É óbvio que se alguém crítica Lady Gaga ou Anitta, pela pauta comportamental ou com comentários machistas, misóginos ou moralistas, é uma cretino fascistóide de direita. Mas se alguém diz que o ritmo é repetitivo e sem variação e as letras são fáceis e sem profundidade, faz apenas uma crítica no estrito limite da obra de arte, algo que é proibido na indústria cultural e  na sociedade de espetáculo, que vende franquias acabadas, acima do bem e do mal, e que resume toda “crítica” a um malabarismo verbal de apologia ao sucesso. Se faz sucesso vende, se vende, é bom.

A crítica necessária de uma obra ou de um movimento musical qualquer é previamente calada, porque se vendem músicas como se vendem uma lasanha da Perdigão, pré-pronta, que deve ser aquecida, e comida sem ser degustada. Assim, os consumidores das franquias de celebridades da música – inclusive os de “música engajada” – tornam-se fanáticos de uma torcida organizada, e não aprecidadores de uma música, que, inclusive podem ter críticas e aspas sobre qualquer música ou estilo musical.

José Ramos Tinhorão, o mau humorado e ótimo crítico da MPB fazia reservas à bossa-nova, principalmente à primeira geração, sobre a ingenuidade e obviedade das letras e falta de variedade delas. Isto não era condenar o movimento, ou dizer que ninguém devia escutar bossa nova, era descrever o movimento e explicá-lo. E fez também a crítica da música de protesto, mostrando algumas repetições e obviedades, como a estrutura repetitiva de que: “no meio da noite escura deveríamos esperar a celebração do novo sol que iria raiar” era a estrutura prévia de quase toda canção de protesto. Isto não era condenar a música de protesto, era lembrar que, no meio da paixão pelo engajamento, deveríamos ler nas entrelinhas para dizer se uma canção de protesto era boa ou ruim, e não celebrá-la previamente, só porque era uma música contra o sistema.

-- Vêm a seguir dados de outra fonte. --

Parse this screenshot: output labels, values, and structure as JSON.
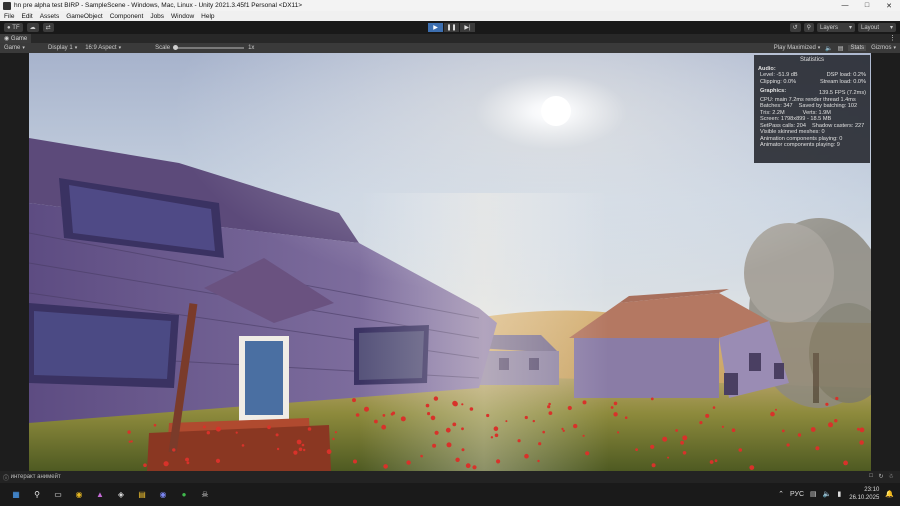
{
  "window": {
    "title": "hn pre alpha test BIRP - SampleScene - Windows, Mac, Linux - Unity 2021.3.45f1 Personal <DX11>",
    "minimize_icon": "minimize-icon",
    "maximize_icon": "maximize-icon",
    "close_icon": "close-icon"
  },
  "menu": [
    "File",
    "Edit",
    "Assets",
    "GameObject",
    "Component",
    "Jobs",
    "Window",
    "Help"
  ],
  "toolbar": {
    "account_label": "TF",
    "layers_label": "Layers",
    "layout_label": "Layout"
  },
  "game_tab": {
    "label": "Game",
    "mode": "Game",
    "display": "Display 1",
    "aspect": "16:9 Aspect",
    "scale_label": "Scale",
    "scale_value": "1x",
    "play_mode": "Play Maximized",
    "stats_label": "Stats",
    "gizmos_label": "Gizmos"
  },
  "stats": {
    "title": "Statistics",
    "audio_header": "Audio:",
    "level": "Level: -51.9 dB",
    "dsp": "DSP load: 0.2%",
    "clipping": "Clipping: 0.0%",
    "stream": "Stream load: 0.0%",
    "graphics_header": "Graphics:",
    "fps": "139.5 FPS (7.2ms)",
    "cpu": "CPU: main 7.2ms  render thread 1.4ms",
    "batches": "Batches: 347",
    "saved_batching": "Saved by batching: 102",
    "tris": "Tris: 2.2M",
    "verts": "Verts: 1.9M",
    "screen": "Screen: 1798x899 - 18.5 MB",
    "setpass": "SetPass calls: 204",
    "shadow": "Shadow casters: 227",
    "skinned": "Visible skinned meshes: 0",
    "anim_comp": "Animation components playing: 0",
    "animator_comp": "Animator components playing: 9"
  },
  "status": {
    "message": "интеракт анимейт"
  },
  "taskbar": {
    "lang": "РУС",
    "time": "23:10",
    "date": "26.10.2025",
    "icons": [
      "windows-start-icon",
      "search-icon",
      "task-view-icon",
      "chrome-icon",
      "app-icon",
      "unity-icon",
      "file-explorer-icon",
      "discord-icon",
      "xbox-icon",
      "game-icon"
    ]
  },
  "colors": {
    "play_active": "#3d6fb0",
    "sky_top": "#aeb8cf",
    "house_purple": "#6b5a8e",
    "grass": "#6e7a35",
    "flowers": "#d8322a"
  }
}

A verdade é que – fora deste Fla x Flu idiota, da disputa entre bosolóides e esquerdistas que, com raras exceções, conheccem pouco ou quase nada a obra e trajetória de Nana – até o mais acerbo crítico encontra muito mais qualidades que defeitos na voz e nas escolhas de repertório de Nana Caymmi, que pela sua trajetória musical, sempre esteve muito mais inserta no repertório de combate pela cultura popular, identidade cultural e até protesto musical, conectado à esquerda e não à direita. Merecia um encerramento de carrreira e de vida mais feliz, mas foi vítima das próprias dores e contradições. É uma das maiores vozes brasileiras de todos os tempos. Eu não a condeno, ela marcou minha vida com suas músicas. Descanse em paz, Nana Caymmi.

 

* Este é um artigo de opinião, de responsabilidade do autor, e não reflete a opinião do Brasil 247.